“Gender is weird. Growing up, I never heard of variant gender identities. Granted, I never heard of gender as an identity. It wasn’t something that you claimed, it was just something that you were. Immutable and absolute. I rejected norms as much as I could, but it didn’t matter. I was still called a girl because of the parts I had. When I fidgeted with my dresses or insisted on putting my hair into a ponytail or sat with my legs wide like my dad’s, grown-ups would tell me (or my mom) that I would ‘grow into being a lady.’ I kept waiting for that to happen. I assumed that at some monumental stage in my life, I would start feeling like I belonged in my body, and like I belonged in the same group as all of the other folks who were called women.
“That never happened. ‘Girl’ always felt just a bit too tight and suffocating, like a turtleneck. ‘Woman’ felt even tighter.
“What made it all the more confusing, frustrating, and painful was that I didn’t ever feel like I belonged in the ‘man’ group either.

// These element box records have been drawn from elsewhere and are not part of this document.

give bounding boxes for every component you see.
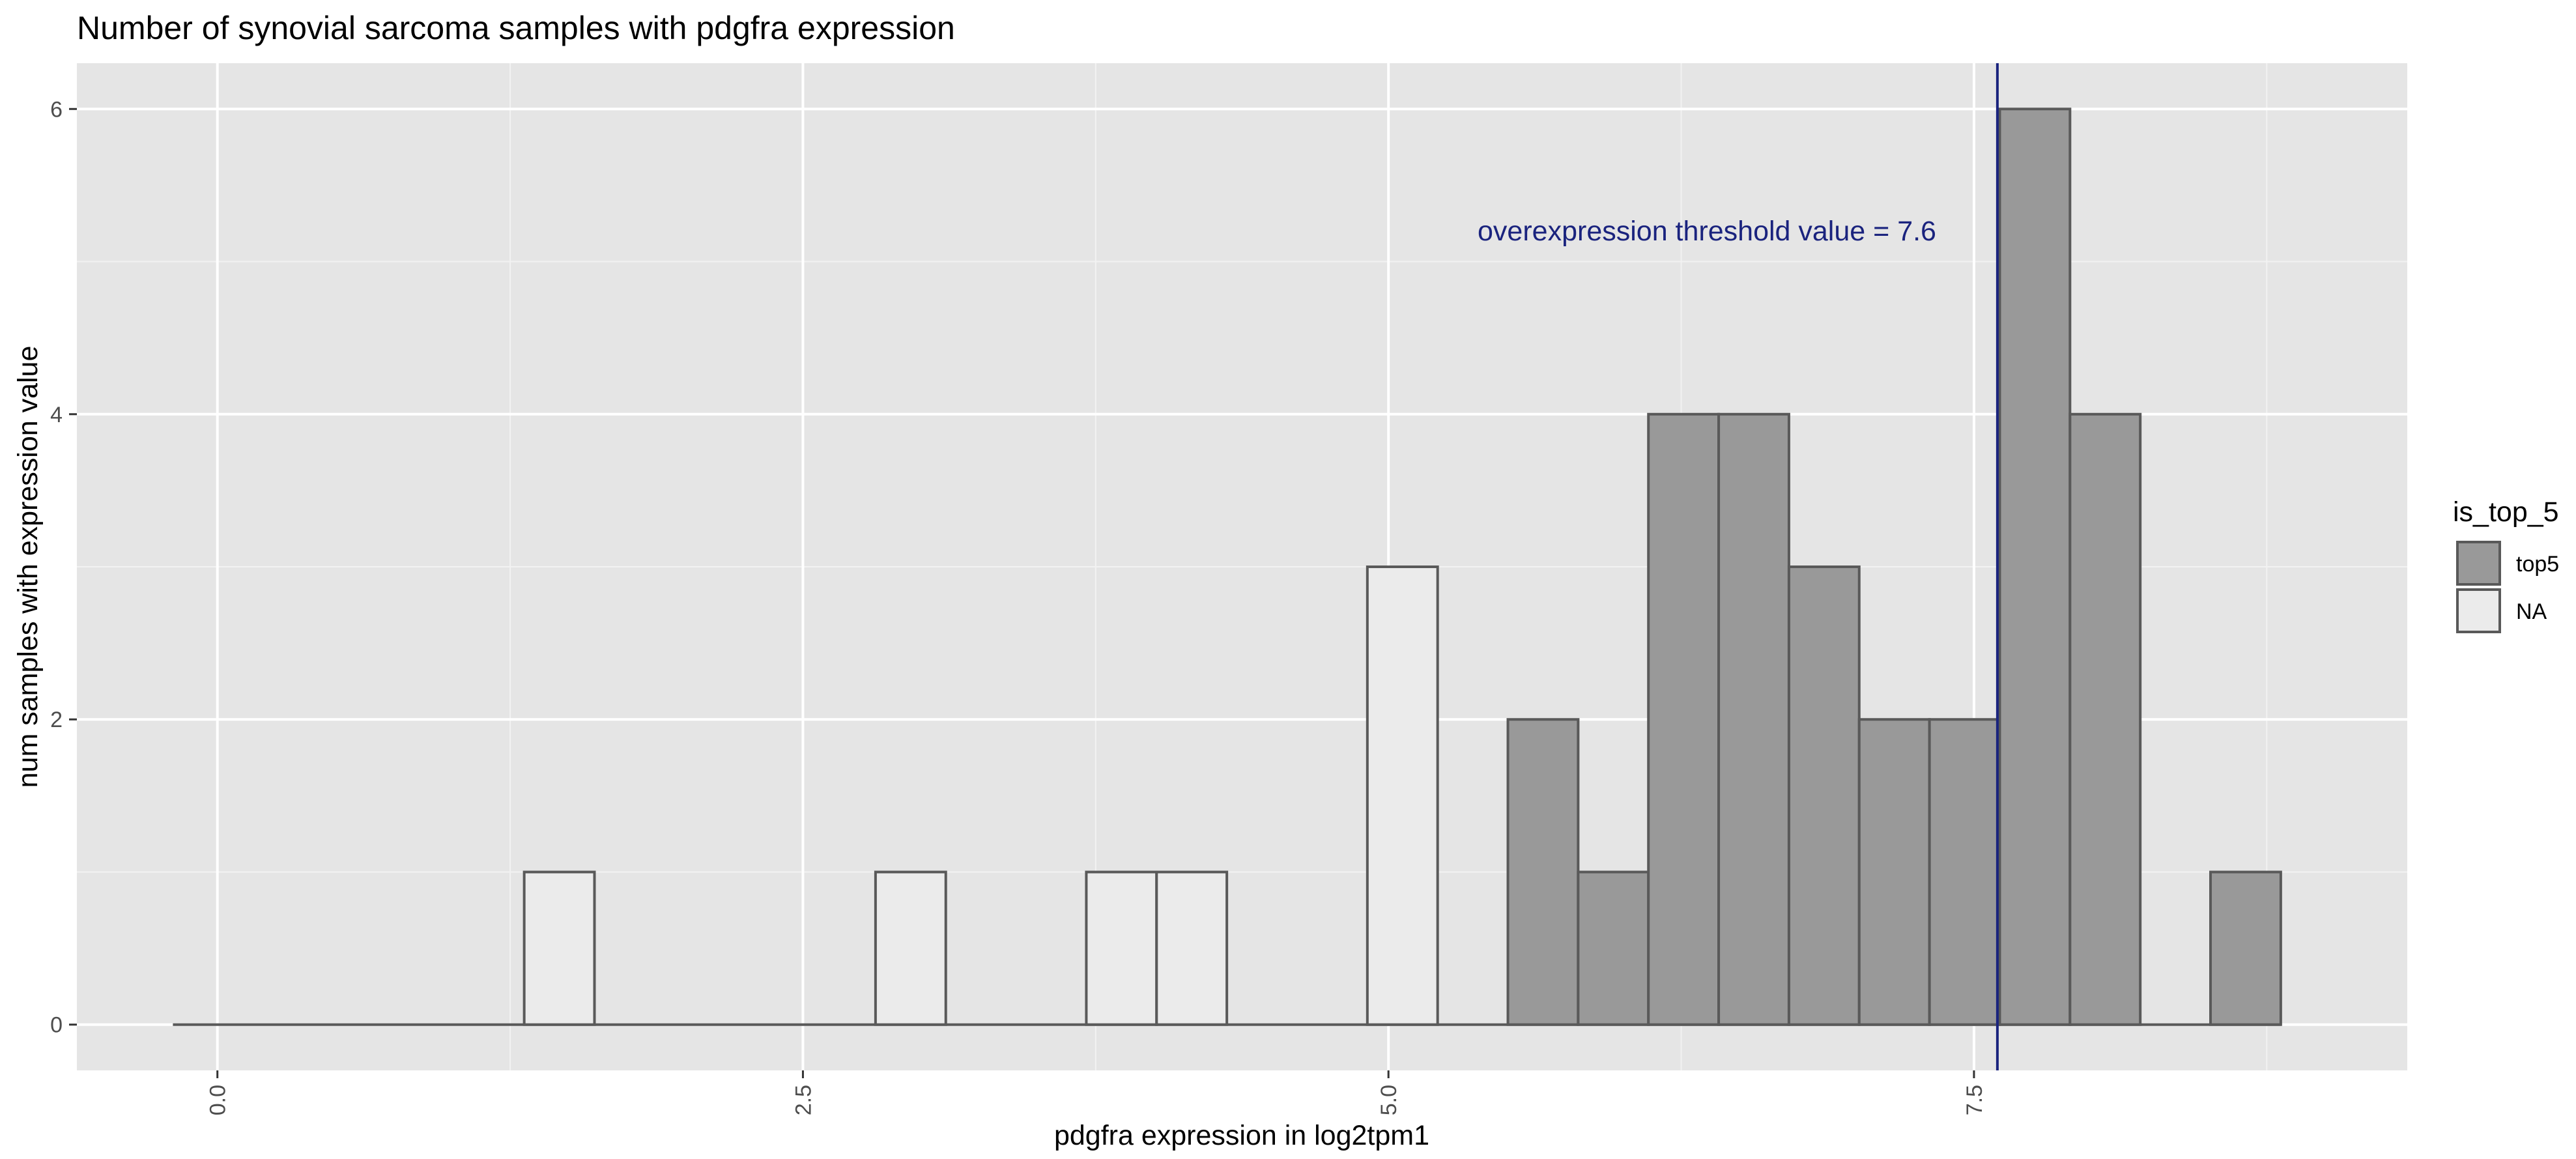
x-tick-label: 5.0 xyxy=(1377,1085,1401,1115)
legend: is_top_5 top5 NA xyxy=(2453,496,2559,633)
legend-label-na: NA xyxy=(2516,599,2547,624)
legend-label-top5: top5 xyxy=(2516,552,2559,577)
histogram-bar-na xyxy=(1085,870,1158,1026)
histogram-bar-top5 xyxy=(1928,718,2001,1026)
histogram-bar-top5 xyxy=(1577,870,1650,1026)
histogram-bar-top5 xyxy=(2209,870,2282,1026)
histogram-bar-top5 xyxy=(1717,412,1790,1026)
y-tick-label: 2 xyxy=(50,708,63,732)
legend-title: is_top_5 xyxy=(2453,496,2559,528)
histogram-bars xyxy=(173,107,2282,1026)
histogram-bar-top5 xyxy=(1857,718,1931,1026)
y-axis-title: num samples with expression value xyxy=(12,346,44,788)
x-tick-label: 7.5 xyxy=(1962,1085,1987,1115)
y-tick-label: 0 xyxy=(50,1013,63,1038)
histogram-bar-top5 xyxy=(1647,412,1721,1026)
x-tick-label: 0.0 xyxy=(206,1085,231,1115)
histogram-bar-na xyxy=(522,870,596,1026)
legend-key-na xyxy=(2456,588,2501,633)
y-tick-label: 4 xyxy=(50,403,63,427)
x-axis: 0.0 2.5 5.0 7.5 xyxy=(206,1070,1987,1115)
histogram-bar-na xyxy=(1155,870,1229,1026)
chart-title: Number of synovial sarcoma samples with … xyxy=(77,10,955,46)
histogram-bar-top5 xyxy=(1787,565,1861,1026)
y-axis: 0 2 4 6 xyxy=(50,97,77,1038)
y-tick-label: 6 xyxy=(50,97,63,122)
histogram-bar-top5 xyxy=(2068,412,2142,1026)
histogram-bar-na xyxy=(874,870,947,1026)
threshold-annotation: overexpression threshold value = 7.6 xyxy=(1478,216,1936,247)
histogram-bar-top5 xyxy=(1506,718,1580,1026)
histogram-bar-top5 xyxy=(1998,107,2072,1026)
legend-key-top5 xyxy=(2456,541,2501,586)
threshold-group: overexpression threshold value = 7.6 xyxy=(1478,63,1999,1070)
x-axis-title: pdgfra expression in log2tpm1 xyxy=(1054,1120,1429,1151)
histogram-bar-na xyxy=(1366,565,1439,1026)
x-tick-label: 2.5 xyxy=(791,1085,816,1115)
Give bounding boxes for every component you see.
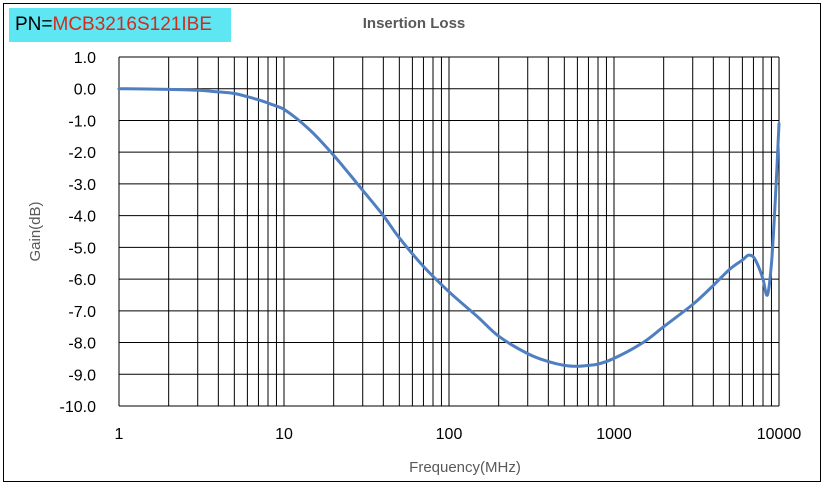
y-tick-label: -6.0 (68, 272, 96, 289)
y-tick-label: 1.0 (74, 50, 96, 67)
y-tick-label: -2.0 (68, 145, 96, 162)
chart-title: Insertion Loss (362, 15, 466, 32)
y-tick-label: -8.0 (68, 336, 96, 353)
y-tick-label: -5.0 (68, 240, 96, 257)
part-number-value: MCB3216S121IBE (52, 14, 213, 35)
y-tick-label: -4.0 (68, 209, 96, 226)
y-tick-label: -1.0 (68, 113, 96, 130)
y-tick-label: -9.0 (68, 367, 96, 384)
x-tick-label: 100 (436, 426, 463, 443)
part-number-label: PN=MCB3216S121IBE (9, 8, 231, 42)
x-axis-label: Frequency(MHz) (409, 459, 521, 476)
part-number-prefix: PN= (15, 14, 53, 35)
y-tick-label: -10.0 (60, 399, 97, 416)
series-line (117, 87, 781, 368)
grid-minor (168, 57, 772, 406)
grid-major (118, 56, 780, 407)
y-tick-labels: 1.0 0.0 -1.0 -2.0 -3.0 -4.0 -5.0 -6.0 -7.0 -8.0 -9… (60, 50, 97, 416)
x-tick-label: 1000 (596, 426, 632, 443)
y-tick-label: 0.0 (74, 82, 96, 99)
y-tick-label: -7.0 (68, 304, 96, 321)
y-axis-label: Gain(dB) (27, 201, 44, 261)
x-tick-label: 10000 (757, 426, 802, 443)
x-tick-labels: 1 10 100 1000 10000 (115, 426, 802, 443)
y-tick-label: -3.0 (68, 177, 96, 194)
x-tick-label: 1 (115, 426, 124, 443)
x-tick-label: 10 (275, 426, 293, 443)
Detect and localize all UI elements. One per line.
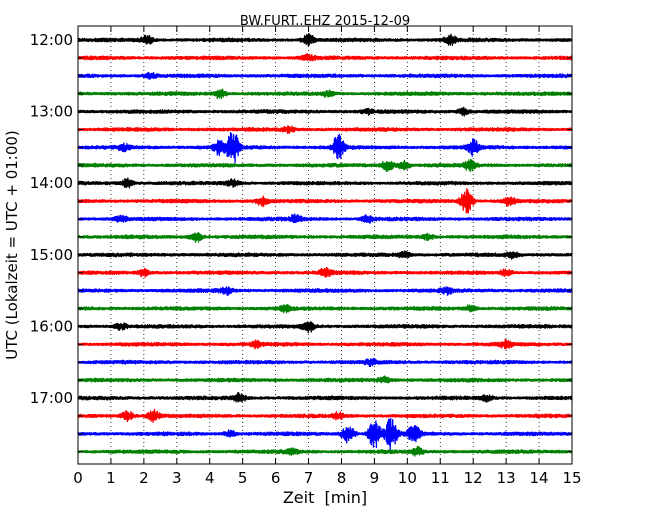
trace-line xyxy=(77,357,573,368)
chart-title: BW.FURT..EHZ 2015-12-09 xyxy=(240,14,410,29)
trace-line xyxy=(77,445,573,457)
trace-line xyxy=(77,321,573,334)
trace-line xyxy=(77,267,573,278)
plot-frame xyxy=(77,25,573,465)
x-tick-label: 9 xyxy=(370,469,380,487)
trace-line xyxy=(77,286,573,296)
trace-line xyxy=(77,417,573,452)
trace-line xyxy=(77,231,573,243)
trace-line xyxy=(77,188,573,214)
trace-line xyxy=(77,392,573,403)
x-tick-label: 8 xyxy=(337,469,347,487)
trace-line xyxy=(77,250,573,260)
trace-line xyxy=(77,177,573,189)
x-tick-label: 10 xyxy=(398,469,417,487)
trace-line xyxy=(77,213,573,224)
x-tick-label: 4 xyxy=(205,469,215,487)
x-tick-label: 13 xyxy=(497,469,516,487)
trace-line xyxy=(77,408,573,423)
y-tick-label: 14:00 xyxy=(30,174,73,192)
trace-line xyxy=(77,106,573,117)
trace-line xyxy=(77,124,573,135)
trace-line xyxy=(77,338,573,350)
y-tick-label: 17:00 xyxy=(30,389,73,407)
y-tick-label: 15:00 xyxy=(30,246,73,264)
trace-line xyxy=(77,158,573,172)
x-tick-label: 15 xyxy=(562,469,581,487)
trace-line xyxy=(77,32,573,47)
y-axis-label: UTC (Lokalzeit = UTC + 01:00) xyxy=(3,130,21,360)
trace-line xyxy=(77,375,573,384)
x-tick-label: 0 xyxy=(73,469,83,487)
y-tick-label: 16:00 xyxy=(30,317,73,335)
x-tick-label: 3 xyxy=(172,469,182,487)
x-tick-label: 14 xyxy=(530,469,549,487)
x-tick-label: 7 xyxy=(304,469,314,487)
trace-line xyxy=(77,303,573,314)
y-tick-label: 13:00 xyxy=(30,103,73,121)
trace-line xyxy=(77,53,573,62)
trace-line xyxy=(77,88,573,100)
x-tick-label: 12 xyxy=(464,469,483,487)
x-tick-label: 2 xyxy=(139,469,149,487)
seismogram-traces xyxy=(77,32,573,457)
x-axis-ticks: 0 1 2 3 4 5 6 7 8 9 10 11 12 13 14 15 xyxy=(73,26,582,487)
trace-line xyxy=(77,132,573,164)
trace-line xyxy=(77,71,573,80)
x-tick-label: 6 xyxy=(271,469,281,487)
y-axis-ticks: 12:00 13:00 14:00 15:00 16:00 17:00 xyxy=(30,31,572,453)
x-axis-label: Zeit [min] xyxy=(283,488,367,507)
x-tick-label: 11 xyxy=(431,469,450,487)
y-tick-label: 12:00 xyxy=(30,31,73,49)
x-tick-label: 5 xyxy=(238,469,248,487)
x-tick-label: 1 xyxy=(106,469,116,487)
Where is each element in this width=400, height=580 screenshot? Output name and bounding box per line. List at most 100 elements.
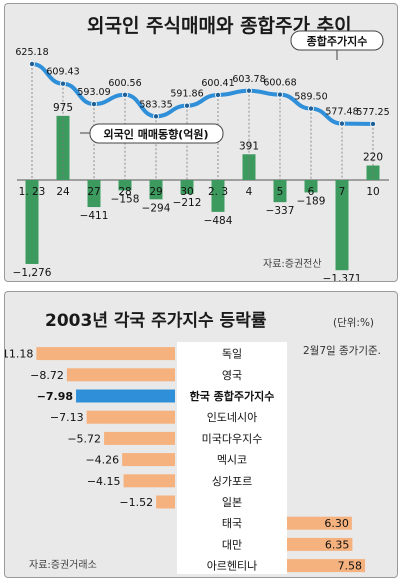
country-label: 아르헨티나 (207, 560, 258, 573)
index-change-bar (86, 410, 175, 424)
index-change-bar (123, 474, 175, 488)
country-label: 독일 (222, 347, 242, 361)
net-buy-bar (180, 180, 194, 194)
kospi-value-label: 589.50 (294, 92, 327, 103)
net-buy-bar (149, 180, 163, 200)
date-tick-label: 2. 3 (208, 186, 228, 198)
kospi-point (91, 101, 98, 108)
net-buy-bar (273, 180, 287, 203)
index-change-bar (287, 516, 352, 530)
net-buy-bar (87, 180, 101, 208)
net-buy-label: −1,371 (323, 273, 362, 281)
index-change-label: −7.98 (37, 390, 73, 403)
net-buy-label: −212 (173, 197, 202, 209)
kospi-point (183, 102, 190, 109)
line-legend-label: 종합주가지수 (307, 34, 368, 48)
net-buy-label: 220 (363, 152, 383, 164)
net-buy-label: 975 (53, 102, 73, 114)
date-tick-label: 1. 23 (19, 186, 46, 198)
kospi-value-label: 600.68 (263, 78, 296, 89)
kospi-value-label: 591.86 (170, 89, 203, 100)
index-change-bar (122, 453, 175, 467)
date-tick-label: 24 (56, 186, 70, 198)
kospi-point (276, 91, 283, 98)
net-buy-bar (211, 180, 225, 212)
index-change-label: −11.18 (5, 348, 33, 361)
index-change-bar (156, 495, 175, 509)
index-change-chart-panel: 2003년 각국 주가지수 등락률 (단위:%) 2월7일 종가기준. −11.… (4, 291, 398, 578)
kospi-point (369, 120, 376, 127)
country-label: 대만 (222, 538, 242, 551)
index-change-label: 7.58 (338, 560, 363, 573)
chart-title: 외국인 주식매매와 종합주가 추이 (87, 15, 352, 37)
date-tick-label: 7 (339, 186, 346, 198)
date-tick-label: 28 (118, 186, 131, 198)
date-tick-label: 27 (87, 186, 100, 198)
net-buy-label: −337 (266, 205, 295, 217)
kospi-value-label: 600.41 (201, 78, 234, 89)
date-tick-label: 29 (149, 186, 162, 198)
net-buy-label: −158 (111, 193, 140, 205)
foreign-trading-chart-panel: 외국인 주식매매와 종합주가 추이 −1,276 975 −411 −158 −294−… (4, 3, 398, 282)
date-tick-label: 30 (180, 186, 193, 198)
country-label: 싱가포르 (212, 475, 252, 488)
country-label: 영국 (222, 369, 242, 382)
date-tick-label: 5 (277, 186, 284, 198)
net-buy-label: −189 (297, 195, 326, 207)
kospi-value-label: 603.78 (232, 74, 265, 85)
net-buy-bar (335, 180, 349, 271)
index-change-label: −4.15 (87, 475, 121, 488)
line-legend-callout: 종합주가지수 (290, 30, 384, 60)
country-label: 미국다우지수 (202, 432, 263, 445)
kospi-value-label: 583.35 (139, 99, 172, 110)
date-tick-label: 6 (308, 186, 315, 198)
kospi-value-label: 593.09 (77, 87, 110, 98)
kospi-point (122, 91, 129, 98)
index-change-bar (104, 431, 175, 445)
date-tick-label: 10 (366, 186, 379, 198)
kospi-point (245, 87, 252, 94)
net-buy-bar (304, 180, 318, 193)
index-change-bar (36, 347, 176, 361)
net-buy-label: −411 (80, 210, 109, 222)
index-change-label: −8.72 (30, 369, 64, 382)
net-buy-label: 391 (239, 140, 259, 152)
net-buy-label: −484 (204, 215, 233, 227)
bar-legend-callout: 외국인 매매동향(억원) (80, 123, 224, 144)
kospi-value-label: 577.25 (356, 107, 389, 118)
index-change-bar (287, 559, 366, 573)
kospi-point (152, 113, 159, 120)
net-buy-bar (25, 180, 39, 264)
category-column (177, 342, 287, 574)
kospi-value-label: 600.56 (108, 78, 141, 89)
index-change-label: −1.52 (119, 496, 153, 509)
kospi-value-label: 625.18 (15, 47, 48, 58)
kospi-point (307, 105, 314, 112)
net-buy-label: −294 (142, 202, 171, 214)
date-tick-label: 4 (246, 186, 253, 198)
net-buy-bar (118, 180, 132, 191)
index-change-label: −7.13 (50, 411, 84, 424)
index-change-label: 6.35 (325, 538, 350, 551)
chart-title-2: 2003년 각국 주가지수 등락률 (45, 311, 267, 331)
index-change-label: −5.72 (67, 432, 101, 445)
base-date-note: 2월7일 종가기준. (303, 344, 381, 357)
kospi-point (28, 61, 35, 68)
country-label: 인도네시아 (207, 411, 258, 424)
unit-label: (단위:%) (333, 316, 374, 329)
source-note-2: 자료:증권거래소 (29, 559, 97, 571)
kospi-line (30, 62, 375, 126)
country-label: 태국 (222, 517, 242, 530)
kospi-value-label: 577.48 (325, 107, 358, 118)
country-label: 한국 종합주가지수 (190, 389, 275, 403)
country-label: 멕시코 (217, 454, 247, 467)
index-change-chart: 2003년 각국 주가지수 등락률 (단위:%) 2월7일 종가기준. −11.… (5, 311, 381, 574)
kospi-point (60, 80, 67, 87)
bar-legend-label: 외국인 매매동향(억원) (104, 127, 209, 141)
index-change-label: 6.30 (324, 517, 349, 530)
net-buy-label: −1,276 (13, 267, 52, 279)
source-note: 자료:증권전산 (263, 258, 322, 270)
kospi-value-label: 609.43 (46, 67, 79, 78)
index-change-bar (66, 368, 175, 382)
index-change-label: −4.26 (85, 454, 119, 467)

“I just never felt like I belonged.
“Fast-forward to my sophomore year of college, when I’m reading Divergent for the first time. It was when Tobias was explaining why he has all five faction symbols tattooed on his back, ‘I want to be brave, and selfless, and smart, and kind, and honest’ that a light bulb started flickering in my head. My literal, actual, legit thought process went like this:
“He is all of those things!”
“Any one of the factions would be too confining for him.”
“He’s choosing not to choose!”
“AND THAT’S OKAY!”
“And that truth said in the context of a safe, completely fictional, and unrelated story, resonated very deep inside. That was when I first knew that I didn’t fit into a single gender. That was when all of those pieces came together and I began to understand why I never felt like I belonged as either a man or a woman. It’s because I don’t. And that’s okay. (and yes, this is a story of how Divergent all but completely shattered my sense of reality and led me to a near-existential crisis.)
“This new-fangled sense of ‘knowing’ started me on a journey that I am still on three years later. It has led to some pretty interesting research on other gender identities, other pronouns, and other peoples’ experiences. It has led to new experiences for me, including finding a partner who affirms my gender identity (or lack thereof) and asking a few very close friends to call me a different name. Above all, it has led to a sense of validation and a place of peace.”